The fabless-less cohort is home to computer-aided design AI. Companies developing GPUs, custom accelerators, mobile system-on-chips and networking chips have seized pricing power in the current cycle because design is what customers pay many times more for. Industry standard names typically associated with non-equity funds (chip designers such as NVIDIA, AMD, Qualcomm, Broadcom and Arm) have ridden the wave of AI capital spending. SMHX’s revenue reflects this concentration at the design level of the semiconductor supply chain.

TSMC Exception Explanation

This is where the fund’s methodology matters. TSMC is the world’s largest dedicated independent (pure-label) semiconductor manufacturing company and contract manufacturer with a market capitalization of approximately $2.34 trillion. It makes chips under contract to developers who don’t have their own manufacturing facilities, rather than selling its own brand of silicon.

The story continues

This makes TSMC the literal opposite of Fables. A fund whose index screens firms that outsource manufacturing inherently cannot hold the company that receives those manufacturing orders. The same logic rules out integrated device manufacturers like Intel, which own their own factories. The SMHX tent is for designers only.

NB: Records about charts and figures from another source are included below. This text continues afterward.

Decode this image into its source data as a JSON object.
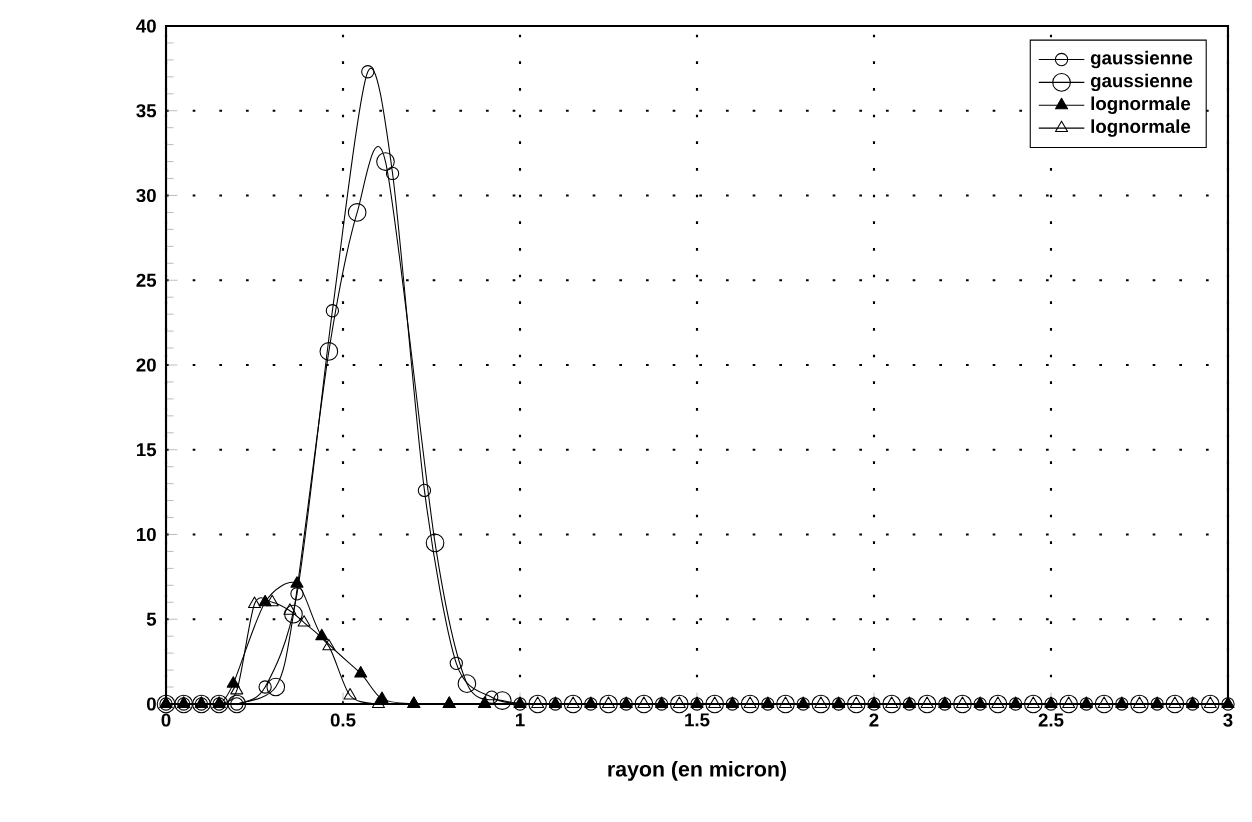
{
  "chart_data": {
    "type": "line",
    "xlabel": "rayon (en micron)",
    "xlim": [
      0,
      3
    ],
    "ylim": [
      0,
      40
    ],
    "xticks": [
      0,
      0.5,
      1,
      1.5,
      2,
      2.5,
      3
    ],
    "yticks": [
      0,
      5,
      10,
      15,
      20,
      25,
      30,
      35,
      40
    ],
    "grid": true,
    "legend": "top right",
    "line_style": "solid",
    "series": [
      {
        "name": "gaussienne",
        "color": "#000000",
        "marker": "circle",
        "x": [
          0,
          0.05,
          0.1,
          0.15,
          0.2,
          0.28,
          0.37,
          0.47,
          0.57,
          0.64,
          0.73,
          0.82,
          0.92,
          1.0,
          1.1,
          1.2,
          1.3,
          1.4,
          1.5,
          1.6,
          1.7,
          1.8,
          1.9,
          2.0,
          2.1,
          2.2,
          2.3,
          2.4,
          2.5,
          2.6,
          2.7,
          2.8,
          2.9,
          3.0
        ],
        "values": [
          0,
          0,
          0,
          0,
          0,
          1.0,
          6.5,
          23.2,
          37.3,
          31.3,
          12.6,
          2.4,
          0.4,
          0,
          0,
          0,
          0,
          0,
          0,
          0,
          0,
          0,
          0,
          0,
          0,
          0,
          0,
          0,
          0,
          0,
          0,
          0,
          0,
          0
        ]
      },
      {
        "name": "gaussienne",
        "color": "#000000",
        "marker": "circle",
        "x": [
          0,
          0.05,
          0.1,
          0.15,
          0.2,
          0.31,
          0.36,
          0.46,
          0.54,
          0.62,
          0.76,
          0.85,
          0.95,
          1.05,
          1.15,
          1.25,
          1.35,
          1.45,
          1.55,
          1.65,
          1.75,
          1.85,
          1.95,
          2.05,
          2.15,
          2.25,
          2.35,
          2.45,
          2.55,
          2.65,
          2.75,
          2.85,
          2.95
        ],
        "values": [
          0,
          0,
          0,
          0,
          0,
          1.0,
          5.3,
          20.8,
          29.0,
          32.0,
          9.5,
          1.2,
          0.2,
          0,
          0,
          0,
          0,
          0,
          0,
          0,
          0,
          0,
          0,
          0,
          0,
          0,
          0,
          0,
          0,
          0,
          0,
          0,
          0
        ]
      },
      {
        "name": "lognormale",
        "color": "#000000",
        "marker": "triangle",
        "x": [
          0,
          0.05,
          0.1,
          0.15,
          0.19,
          0.28,
          0.37,
          0.44,
          0.55,
          0.61,
          0.7,
          0.8,
          0.9,
          1.0,
          1.1,
          1.2,
          1.3,
          1.4,
          1.5,
          1.6,
          1.7,
          1.8,
          1.9,
          2.0,
          2.1,
          2.2,
          2.3,
          2.4,
          2.5,
          2.6,
          2.7,
          2.8,
          2.9,
          3.0
        ],
        "values": [
          0,
          0,
          0,
          0,
          1.2,
          6.0,
          7.1,
          4.0,
          1.8,
          0.3,
          0,
          0,
          0,
          0,
          0,
          0,
          0,
          0,
          0,
          0,
          0,
          0,
          0,
          0,
          0,
          0,
          0,
          0,
          0,
          0,
          0,
          0,
          0,
          0
        ]
      },
      {
        "name": "lognormale",
        "color": "#000000",
        "marker": "triangle",
        "x": [
          0,
          0.05,
          0.1,
          0.15,
          0.2,
          0.25,
          0.3,
          0.35,
          0.39,
          0.46,
          0.52,
          0.6,
          0.7,
          0.8,
          0.9,
          1.05,
          1.15,
          1.25,
          1.35,
          1.45,
          1.55,
          1.65,
          1.75,
          1.85,
          1.95,
          2.05,
          2.15,
          2.25,
          2.35,
          2.45,
          2.55,
          2.65,
          2.75,
          2.85,
          2.95
        ],
        "values": [
          0,
          0,
          0,
          0,
          0.8,
          5.9,
          6.0,
          5.5,
          4.8,
          3.4,
          0.5,
          0,
          0,
          0,
          0,
          0,
          0,
          0,
          0,
          0,
          0,
          0,
          0,
          0,
          0,
          0,
          0,
          0,
          0,
          0,
          0,
          0,
          0,
          0,
          0
        ]
      }
    ]
  }
}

This exception is durable. It withstands quarterly rebalancing because it is built into the index definition itself.

The Irony of Correlated Returns

TSMC is riding the same AI wave as the SMHX designers. The stock is up 49.42% year-to-date and 94.49% over the past year. In the latest quarter, TSMC reported quarterly revenue growth of 35.1% year over year and earnings growth of 58.4%, with analysts forecasting an average price target of $490.34.

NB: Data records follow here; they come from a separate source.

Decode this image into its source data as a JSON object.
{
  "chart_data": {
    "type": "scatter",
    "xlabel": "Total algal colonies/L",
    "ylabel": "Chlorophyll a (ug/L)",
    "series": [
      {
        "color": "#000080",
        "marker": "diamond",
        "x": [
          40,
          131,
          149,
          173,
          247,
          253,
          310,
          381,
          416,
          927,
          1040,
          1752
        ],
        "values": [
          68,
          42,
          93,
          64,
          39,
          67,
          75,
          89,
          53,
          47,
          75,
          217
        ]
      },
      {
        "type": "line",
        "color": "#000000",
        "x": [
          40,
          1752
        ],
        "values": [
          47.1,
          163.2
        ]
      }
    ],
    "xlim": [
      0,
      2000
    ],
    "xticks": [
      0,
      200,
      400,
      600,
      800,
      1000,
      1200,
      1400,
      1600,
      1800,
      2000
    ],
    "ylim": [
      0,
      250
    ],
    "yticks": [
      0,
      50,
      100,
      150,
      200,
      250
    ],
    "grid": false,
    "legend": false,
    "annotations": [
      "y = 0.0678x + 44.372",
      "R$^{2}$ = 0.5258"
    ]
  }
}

Broader semiconductor ETFs that use market cap or industry classification filters tend to keep TSMC in the top five. SMHX shareholders receive designers without the participation of the manufacturer. This is a purer bet on the level of design, and also more concentrated. Excluding a $2 trillion foundry removes a natural diversifier from the portfolio and makes the portfolio more susceptible to design-side dynamics: customer concentration among hyperscalers, competitive pressures between GPUs and custom semiconductor processor development plans, and the pricing power of a handful of intellectual property owners.

Conclusion

SMHX achieved huge profits in 2026 by owning the development of the semiconductor stack. Investors who want exposure to manufacturers, packagers and equipment manufacturers won’t find them here and will need a different vehicle. The fund is young, its expense ratio and assets should be checked on VanEck’s official page before making any allocation decisions, and recent weekly and daily performance suggests the group could pull back sharply.

Past performance is no guarantee of future results and none of this constitutes investment advice. SMHX’s portfolio ownership depends on whether an investor wants to bet solely on the design level or prefers a broader semiconductor activity that includes foundries doing the actual manufacturing.